Agence de presse internationale AhlulBayt (ABNA) : Le Saint Coran aborde explicitement la question du « libre arbitre » humain dans de nombreux versets. La sourate Al-Muddaththir (verset 38) stipule : « Toute âme est l’otage de ce qu’elle a acquis », et la sourate An-Najm (verset 39) précise : « Et qu’en vérité, l’homme n’obtient que le fruit de ses efforts ». De plus, la sourate Ar-Ra’d (verset 11) affirme que Dieu ne modifie point l’état d’un peuple tant que les individus qui le composent ne modifient pas ce qui est en eux-mêmes.
Ces versets prouvent clairement que le destin des nations, leurs victoires ou leurs échecs, ne sont pas le résultat d’un destin aveugle et fataliste, mais bien la conséquence de leurs efforts ou de leur négligence. Bien que le libre arbitre soit une réalité indéniable, sa coexistence avec le décret divin (Qada et Qadar) nécessite une réflexion approfondie.
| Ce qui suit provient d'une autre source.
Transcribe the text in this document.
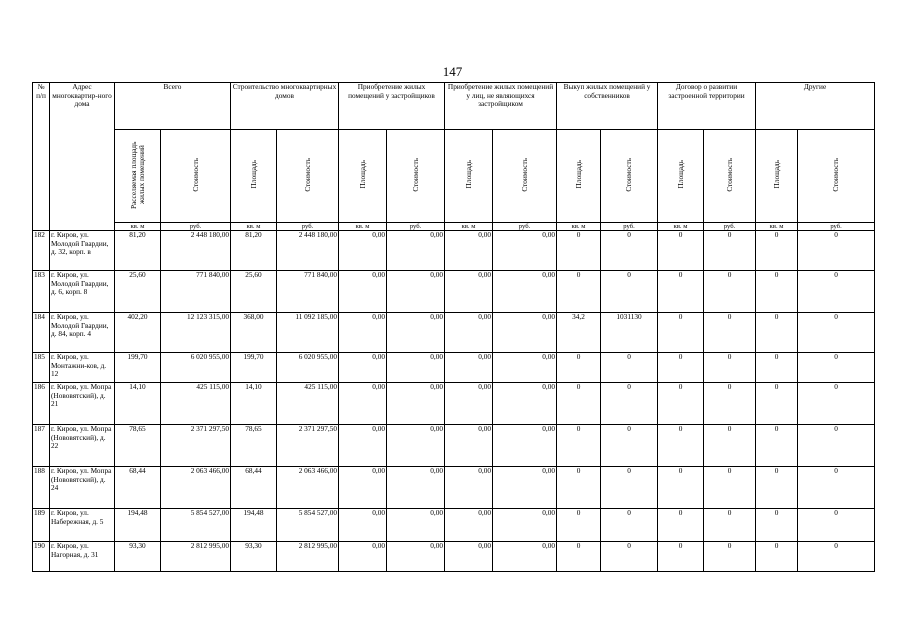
147
№ п/п	Адрес многоквартир-ного дома	Всего		Строительство многоквартирных домов		Приобретение жилых помещений у застройщиков		Приобретение жилых помещений у лиц, не являющихся застройщиком		Выкуп жилых помещений у собственников		Договор о развитии застроенной территории		Другие	
		Расселяемая площадь жилых помещений	Стоимость	Площадь	Стоимость	Площадь	Стоимость	Площадь	Стоимость	Площадь	Стоимость	Площадь	Стоимость	Площадь	Стоимость
		кв. м	руб.	кв. м	руб.	кв. м	руб.	кв. м	руб.	кв. м	руб.	кв. м	руб.	кв. м	руб.
182	г. Киров, ул. Молодой Гвардии, д. 32, корп. в	81,20	2 448 180,00	81,20	2 448 180,00	0,00	0,00	0,00	0,00	0	0	0	0	0	0
183	г. Киров, ул. Молодой Гвардии, д. 6, корп. 8	25,60	771 840,00	25,60	771 840,00	0,00	0,00	0,00	0,00	0	0	0	0	0	0
184	г. Киров, ул. Молодой Гвардии, д. 84, корп. 4	402,20	12 123 315,00	368,00	11 092 185,00	0,00	0,00	0,00	0,00	34,2	1031130	0	0	0	0
185	г. Киров, ул. Монтажни-ков, д. 12	199,70	6 020 955,00	199,70	6 020 955,00	0,00	0,00	0,00	0,00	0	0	0	0	0	0
186	г. Киров, ул. Мопра (Нововятский), д. 21	14,10	425 115,00	14,10	425 115,00	0,00	0,00	0,00	0,00	0	0	0	0	0	0
187	г. Киров, ул. Мопра (Нововятский), д. 22	78,65	2 371 297,50	78,65	2 371 297,50	0,00	0,00	0,00	0,00	0	0	0	0	0	0
188	г. Киров, ул. Мопра (Нововятский), д. 24	68,44	2 063 466,00	68,44	2 063 466,00	0,00	0,00	0,00	0,00	0	0	0	0	0	0
189	г. Киров, ул. Набережная, д. 5	194,48	5 854 527,00	194,48	5 854 527,00	0,00	0,00	0,00	0,00	0	0	0	0	0	0
190	г. Киров, ул. Нагорная, д. 31	93,30	2 812 995,00	93,30	2 812 995,00	0,00	0,00	0,00	0,00	0	0	0	0	0	0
Le concept de Qada et Qadar
Pour comprendre cette relation, il convient de définir ces deux termes, qui se divisent en deux catégories :
- Créationnel (Takwini) : Chaque événement dans l’univers a une cause (Qada) et une mesure précise (Qadar). Par exemple, briser une vitre avec une pierre implique une cause (le lancer) et une mesure (la force, la taille de la pierre).
- Législatif (Tashri’i) : Il s’agit des commandements divins définissant les devoirs humains. Par exemple, l’obligation de la prière est un décret (Qada), et son nombre de cycles est sa mesure (Qadar).
L’harmonie entre le décret divin et le libre arbitre
Les actions humaines, bien qu’inscrites dans le système de cause à effet voulu par Dieu, n’annulent en rien la responsabilité individuelle. Dieu fournit l’énergie, l’existence et la liberté de choix à chaque instant. L’homme est comparable au conducteur d’un train électrique : l’énergie provient d’une centrale (Dieu) qui peut couper le courant à tout moment, mais le choix de la direction (vers le bien ou le mal) appartient entièrement au conducteur.
Cette liberté de choix est illustrée par une célèbre narration de l’Imam Ali (AS). S’éloignant d’un mur penché prêt à s’effondrer, on lui demanda s’il fuyait le décret de Dieu (Qada). Il répondit : « Je fuis le décret de Dieu pour me réfugier vers Sa destinée (Qadar) ». Cela signifie qu’utiliser la raison – qui est elle-même une cause créée par Dieu – pour éviter un danger fait partie intégrante du système divin.
Enfin, sans le libre arbitre, l’envoi des prophètes, l’éducation, les récompenses et les châtiments divins perdraient tout leur sens. L’homme est donc invité à utiliser les facultés qui lui ont été octroyées pour forger son salut, tout en reconnaissant que les éléments hors de son contrôle relèvent de l’absolue souveraineté du Créateur.